The Near Witch by Victoria Schwab
Released: August 2, 2011
The Near Witch is only an old story told to frighten children.
If the wind calls at night, you must not listen. The wind is lonely, and always looking for company.
And there are no strangers in the town of Near.
These are the truths that Lexi has heard all her life.
But when an actual stranger—a boy who seems to fade like smoke—appears outside her home on the moor at night, she knows that at least one of these sayings is no longer true.
The next night, the children of Near start disappearing from their beds, and the mysterious boy falls under suspicion. Still, he insists on helping Lexi search for them. Something tells her she can trust him.
As the hunt for the children intensifies, so does Lexi’s need to know—about the witch that just might be more than a bedtime story, about the wind that seems to speak through the walls at night, and about the history of this nameless boy.
Part fairy tale, part love story, Victoria Schwab’s debut novel is entirely original yet achingly familiar: a song you heard long ago, a whisper carried by the wind, and a dream you won’t soon forget.
Victoria Schwab writing in The Near Witch reads like a seasoned professional. It's filled with lovely, descriptive imagery that brings Lexi's story to life and by the time you've finished it, you wonder if this is an old fairytale you've only read now for the first time. Yet it still brings to mind familiar stories, like the Pied Piper which lend it a sense of nostalgia most newly published books are missing.

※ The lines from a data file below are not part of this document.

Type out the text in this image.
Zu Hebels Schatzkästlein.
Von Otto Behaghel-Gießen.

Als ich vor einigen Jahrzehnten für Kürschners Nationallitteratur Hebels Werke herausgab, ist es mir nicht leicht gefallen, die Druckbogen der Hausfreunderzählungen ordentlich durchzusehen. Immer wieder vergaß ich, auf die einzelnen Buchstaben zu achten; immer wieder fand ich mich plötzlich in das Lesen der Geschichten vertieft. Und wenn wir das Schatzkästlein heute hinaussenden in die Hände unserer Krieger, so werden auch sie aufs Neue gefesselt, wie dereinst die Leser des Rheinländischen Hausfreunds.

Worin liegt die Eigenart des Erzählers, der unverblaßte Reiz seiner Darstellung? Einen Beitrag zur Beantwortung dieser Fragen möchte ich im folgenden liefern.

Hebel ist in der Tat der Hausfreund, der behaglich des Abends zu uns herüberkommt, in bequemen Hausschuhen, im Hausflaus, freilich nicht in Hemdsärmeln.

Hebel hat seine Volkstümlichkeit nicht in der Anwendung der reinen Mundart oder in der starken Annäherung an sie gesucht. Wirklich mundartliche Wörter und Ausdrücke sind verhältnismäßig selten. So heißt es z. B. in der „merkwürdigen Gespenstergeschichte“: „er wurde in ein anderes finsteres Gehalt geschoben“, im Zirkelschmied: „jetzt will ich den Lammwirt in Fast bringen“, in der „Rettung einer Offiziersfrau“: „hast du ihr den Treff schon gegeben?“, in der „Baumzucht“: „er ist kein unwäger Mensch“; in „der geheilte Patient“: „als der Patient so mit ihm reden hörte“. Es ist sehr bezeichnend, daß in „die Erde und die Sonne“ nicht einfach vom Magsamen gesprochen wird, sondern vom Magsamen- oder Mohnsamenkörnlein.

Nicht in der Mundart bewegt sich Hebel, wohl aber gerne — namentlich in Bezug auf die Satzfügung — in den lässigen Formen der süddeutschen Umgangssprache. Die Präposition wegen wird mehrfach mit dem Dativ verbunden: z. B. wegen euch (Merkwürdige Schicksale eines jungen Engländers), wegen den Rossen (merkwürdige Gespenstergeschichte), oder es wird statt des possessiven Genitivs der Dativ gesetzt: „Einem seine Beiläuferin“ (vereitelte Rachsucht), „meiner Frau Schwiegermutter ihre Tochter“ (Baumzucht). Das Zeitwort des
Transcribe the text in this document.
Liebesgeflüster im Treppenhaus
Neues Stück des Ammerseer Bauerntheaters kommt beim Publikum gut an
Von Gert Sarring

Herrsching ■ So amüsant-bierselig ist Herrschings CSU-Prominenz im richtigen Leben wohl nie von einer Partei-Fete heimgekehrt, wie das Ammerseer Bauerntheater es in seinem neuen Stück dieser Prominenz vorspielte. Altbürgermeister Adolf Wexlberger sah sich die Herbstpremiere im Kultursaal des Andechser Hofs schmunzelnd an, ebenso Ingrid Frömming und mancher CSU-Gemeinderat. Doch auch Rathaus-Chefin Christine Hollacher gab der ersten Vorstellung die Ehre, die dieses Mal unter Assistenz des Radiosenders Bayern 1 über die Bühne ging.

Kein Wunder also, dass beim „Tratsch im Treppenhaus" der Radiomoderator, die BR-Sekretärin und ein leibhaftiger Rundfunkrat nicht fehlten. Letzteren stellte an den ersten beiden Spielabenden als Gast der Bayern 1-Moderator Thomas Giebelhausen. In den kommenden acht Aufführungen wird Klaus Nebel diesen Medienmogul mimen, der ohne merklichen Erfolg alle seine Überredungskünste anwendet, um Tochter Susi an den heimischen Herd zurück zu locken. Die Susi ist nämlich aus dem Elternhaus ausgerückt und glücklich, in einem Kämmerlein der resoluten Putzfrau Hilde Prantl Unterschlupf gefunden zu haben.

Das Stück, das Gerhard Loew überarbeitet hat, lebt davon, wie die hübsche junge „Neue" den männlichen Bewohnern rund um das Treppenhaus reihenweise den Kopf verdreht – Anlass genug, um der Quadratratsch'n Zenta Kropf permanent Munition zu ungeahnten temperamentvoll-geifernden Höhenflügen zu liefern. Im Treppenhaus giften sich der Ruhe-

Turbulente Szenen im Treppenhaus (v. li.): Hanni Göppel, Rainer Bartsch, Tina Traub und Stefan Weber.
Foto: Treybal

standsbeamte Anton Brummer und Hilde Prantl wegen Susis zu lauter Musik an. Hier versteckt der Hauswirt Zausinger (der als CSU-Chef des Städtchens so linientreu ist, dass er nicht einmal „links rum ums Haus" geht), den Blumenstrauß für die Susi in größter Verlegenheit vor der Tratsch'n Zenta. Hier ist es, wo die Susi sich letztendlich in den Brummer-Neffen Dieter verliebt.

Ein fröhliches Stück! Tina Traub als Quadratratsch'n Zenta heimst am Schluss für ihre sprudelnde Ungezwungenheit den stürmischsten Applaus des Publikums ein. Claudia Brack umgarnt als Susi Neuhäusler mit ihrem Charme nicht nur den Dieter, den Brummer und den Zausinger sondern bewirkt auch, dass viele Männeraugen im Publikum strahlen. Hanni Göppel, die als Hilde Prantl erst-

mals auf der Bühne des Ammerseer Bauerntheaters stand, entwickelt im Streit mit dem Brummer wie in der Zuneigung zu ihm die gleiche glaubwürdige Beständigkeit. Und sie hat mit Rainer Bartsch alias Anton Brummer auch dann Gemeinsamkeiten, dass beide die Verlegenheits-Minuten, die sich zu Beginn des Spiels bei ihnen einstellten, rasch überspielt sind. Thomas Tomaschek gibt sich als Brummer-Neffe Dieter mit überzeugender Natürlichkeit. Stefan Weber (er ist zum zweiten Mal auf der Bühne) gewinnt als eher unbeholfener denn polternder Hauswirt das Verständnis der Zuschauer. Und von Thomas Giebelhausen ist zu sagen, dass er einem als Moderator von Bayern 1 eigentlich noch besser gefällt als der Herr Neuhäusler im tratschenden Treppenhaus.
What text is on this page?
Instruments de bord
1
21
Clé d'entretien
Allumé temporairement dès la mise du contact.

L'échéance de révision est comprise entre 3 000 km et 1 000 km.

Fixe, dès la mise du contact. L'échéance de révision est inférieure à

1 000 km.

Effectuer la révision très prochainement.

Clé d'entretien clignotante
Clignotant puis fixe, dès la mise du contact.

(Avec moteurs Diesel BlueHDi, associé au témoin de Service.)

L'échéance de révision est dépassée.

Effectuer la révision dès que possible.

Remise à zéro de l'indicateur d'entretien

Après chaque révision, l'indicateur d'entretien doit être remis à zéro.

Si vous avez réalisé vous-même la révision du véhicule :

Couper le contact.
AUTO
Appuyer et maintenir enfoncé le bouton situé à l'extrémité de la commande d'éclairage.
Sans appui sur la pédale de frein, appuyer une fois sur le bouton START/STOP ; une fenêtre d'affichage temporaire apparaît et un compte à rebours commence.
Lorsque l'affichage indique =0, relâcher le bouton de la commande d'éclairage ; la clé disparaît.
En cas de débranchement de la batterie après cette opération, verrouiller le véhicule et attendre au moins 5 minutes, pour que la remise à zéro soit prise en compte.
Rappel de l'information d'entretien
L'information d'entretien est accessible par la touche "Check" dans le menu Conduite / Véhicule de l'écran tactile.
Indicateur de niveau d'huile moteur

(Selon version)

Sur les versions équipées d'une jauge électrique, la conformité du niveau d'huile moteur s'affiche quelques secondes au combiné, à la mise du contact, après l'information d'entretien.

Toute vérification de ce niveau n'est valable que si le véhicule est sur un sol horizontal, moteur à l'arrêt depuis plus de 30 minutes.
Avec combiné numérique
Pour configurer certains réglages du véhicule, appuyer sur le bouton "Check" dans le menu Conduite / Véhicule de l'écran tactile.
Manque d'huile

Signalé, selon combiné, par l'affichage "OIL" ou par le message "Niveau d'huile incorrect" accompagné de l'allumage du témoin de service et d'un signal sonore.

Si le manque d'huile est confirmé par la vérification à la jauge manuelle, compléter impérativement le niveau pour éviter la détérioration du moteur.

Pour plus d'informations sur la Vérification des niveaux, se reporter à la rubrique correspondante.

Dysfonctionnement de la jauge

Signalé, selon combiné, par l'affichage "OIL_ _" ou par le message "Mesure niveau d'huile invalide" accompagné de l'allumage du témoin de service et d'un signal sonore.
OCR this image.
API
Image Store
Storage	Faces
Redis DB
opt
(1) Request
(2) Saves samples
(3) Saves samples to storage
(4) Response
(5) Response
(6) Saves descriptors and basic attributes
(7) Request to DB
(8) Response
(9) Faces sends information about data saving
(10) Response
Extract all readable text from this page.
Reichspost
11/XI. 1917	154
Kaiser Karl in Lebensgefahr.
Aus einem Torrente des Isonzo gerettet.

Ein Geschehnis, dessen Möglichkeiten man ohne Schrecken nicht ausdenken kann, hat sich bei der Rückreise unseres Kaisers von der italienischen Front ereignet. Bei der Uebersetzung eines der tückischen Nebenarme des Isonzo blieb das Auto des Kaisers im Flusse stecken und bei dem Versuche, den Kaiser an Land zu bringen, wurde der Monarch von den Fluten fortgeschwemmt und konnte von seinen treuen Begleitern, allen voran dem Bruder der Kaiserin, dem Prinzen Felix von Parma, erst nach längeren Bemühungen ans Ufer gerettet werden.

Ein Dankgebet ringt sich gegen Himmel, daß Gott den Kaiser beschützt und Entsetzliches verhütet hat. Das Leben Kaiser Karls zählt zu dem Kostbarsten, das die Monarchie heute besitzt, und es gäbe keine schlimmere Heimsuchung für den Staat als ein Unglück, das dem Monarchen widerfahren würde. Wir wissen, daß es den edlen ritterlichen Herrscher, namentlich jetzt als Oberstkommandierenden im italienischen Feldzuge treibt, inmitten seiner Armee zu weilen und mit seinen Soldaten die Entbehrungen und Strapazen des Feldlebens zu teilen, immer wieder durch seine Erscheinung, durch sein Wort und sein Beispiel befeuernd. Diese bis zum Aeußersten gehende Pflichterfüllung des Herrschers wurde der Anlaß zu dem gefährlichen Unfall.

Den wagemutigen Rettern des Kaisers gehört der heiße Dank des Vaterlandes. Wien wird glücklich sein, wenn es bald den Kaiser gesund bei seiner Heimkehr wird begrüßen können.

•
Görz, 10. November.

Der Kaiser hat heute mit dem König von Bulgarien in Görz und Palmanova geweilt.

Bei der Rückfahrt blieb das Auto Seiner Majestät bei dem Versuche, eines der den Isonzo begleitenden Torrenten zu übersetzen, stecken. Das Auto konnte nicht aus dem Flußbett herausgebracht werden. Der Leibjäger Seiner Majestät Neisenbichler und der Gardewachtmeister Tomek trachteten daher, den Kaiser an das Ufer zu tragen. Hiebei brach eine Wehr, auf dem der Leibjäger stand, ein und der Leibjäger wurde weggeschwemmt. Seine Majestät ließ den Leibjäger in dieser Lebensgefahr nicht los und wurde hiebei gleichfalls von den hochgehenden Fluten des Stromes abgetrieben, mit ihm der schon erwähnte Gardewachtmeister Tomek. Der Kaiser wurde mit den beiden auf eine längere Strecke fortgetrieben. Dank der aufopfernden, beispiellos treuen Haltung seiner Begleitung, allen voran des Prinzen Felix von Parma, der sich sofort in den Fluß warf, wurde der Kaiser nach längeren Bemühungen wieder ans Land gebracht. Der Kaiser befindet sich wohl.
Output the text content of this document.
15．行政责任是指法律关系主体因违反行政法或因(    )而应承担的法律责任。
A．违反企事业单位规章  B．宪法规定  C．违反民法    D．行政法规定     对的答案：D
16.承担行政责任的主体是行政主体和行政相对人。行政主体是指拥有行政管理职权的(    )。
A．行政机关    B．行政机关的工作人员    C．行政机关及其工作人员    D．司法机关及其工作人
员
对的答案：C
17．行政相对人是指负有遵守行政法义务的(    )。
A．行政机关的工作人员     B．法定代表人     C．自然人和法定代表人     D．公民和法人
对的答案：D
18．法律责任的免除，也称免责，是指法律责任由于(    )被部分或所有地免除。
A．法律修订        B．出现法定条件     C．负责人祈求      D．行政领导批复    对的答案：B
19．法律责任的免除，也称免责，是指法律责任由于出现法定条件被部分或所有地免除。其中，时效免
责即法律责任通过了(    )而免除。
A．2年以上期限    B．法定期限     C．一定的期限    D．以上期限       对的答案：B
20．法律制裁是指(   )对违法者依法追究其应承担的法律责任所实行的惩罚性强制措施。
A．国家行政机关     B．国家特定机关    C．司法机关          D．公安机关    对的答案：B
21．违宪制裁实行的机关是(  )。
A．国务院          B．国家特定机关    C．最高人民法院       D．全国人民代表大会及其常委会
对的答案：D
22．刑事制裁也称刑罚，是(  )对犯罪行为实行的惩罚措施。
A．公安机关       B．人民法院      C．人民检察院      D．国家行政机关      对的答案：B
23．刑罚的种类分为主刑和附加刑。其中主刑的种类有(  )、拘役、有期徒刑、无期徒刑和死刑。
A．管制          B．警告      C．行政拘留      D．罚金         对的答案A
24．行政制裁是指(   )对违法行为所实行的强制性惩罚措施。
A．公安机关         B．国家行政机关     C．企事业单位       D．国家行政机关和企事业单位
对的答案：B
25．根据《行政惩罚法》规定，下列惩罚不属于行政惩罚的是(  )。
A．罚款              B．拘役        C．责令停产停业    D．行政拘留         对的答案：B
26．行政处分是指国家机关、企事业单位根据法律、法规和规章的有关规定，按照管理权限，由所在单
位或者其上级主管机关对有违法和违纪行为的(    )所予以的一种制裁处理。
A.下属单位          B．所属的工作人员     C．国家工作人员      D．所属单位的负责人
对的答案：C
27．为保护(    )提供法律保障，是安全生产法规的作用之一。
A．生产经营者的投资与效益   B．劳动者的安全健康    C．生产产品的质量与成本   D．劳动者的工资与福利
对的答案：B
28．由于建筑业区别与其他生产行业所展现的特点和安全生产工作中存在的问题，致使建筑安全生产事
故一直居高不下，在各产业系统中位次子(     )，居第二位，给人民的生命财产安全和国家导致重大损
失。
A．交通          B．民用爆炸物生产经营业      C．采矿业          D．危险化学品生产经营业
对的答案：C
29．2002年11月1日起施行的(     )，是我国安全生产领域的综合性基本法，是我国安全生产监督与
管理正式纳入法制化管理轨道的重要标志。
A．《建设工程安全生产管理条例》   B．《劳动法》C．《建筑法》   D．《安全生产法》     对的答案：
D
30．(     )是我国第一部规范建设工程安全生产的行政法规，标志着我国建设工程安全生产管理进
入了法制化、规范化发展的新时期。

The Near Witch is a classic, timeless piece and it is just as enchanting as older tales. The old stories which intoxicate Lexi so much to draw her in to the ancient mysteries of Near work just as well on the reader, if not better.
That being said, this novel is short, yet it didn't feel that way until I was finished reading it. Schwab's development is patient and well-timed, although I did find the first 50 pages or so to be slower than the rest in the buildup it took to create the setting of Near (which was well worth it).
I really did have some problems with Lexi's choices as well, but they stem from my experiene as an older sister. With everything happening in Near and Lexi's close proximity to the events, the last thing I would do is leave my little sister on her own, which frustrated me with Lexi as a character.
Besides that, however, The Near Witch is a stunning, captivating tale and Schwab does not disappoint. She lives up to every expectation, and will clearly develop excellent books in the future.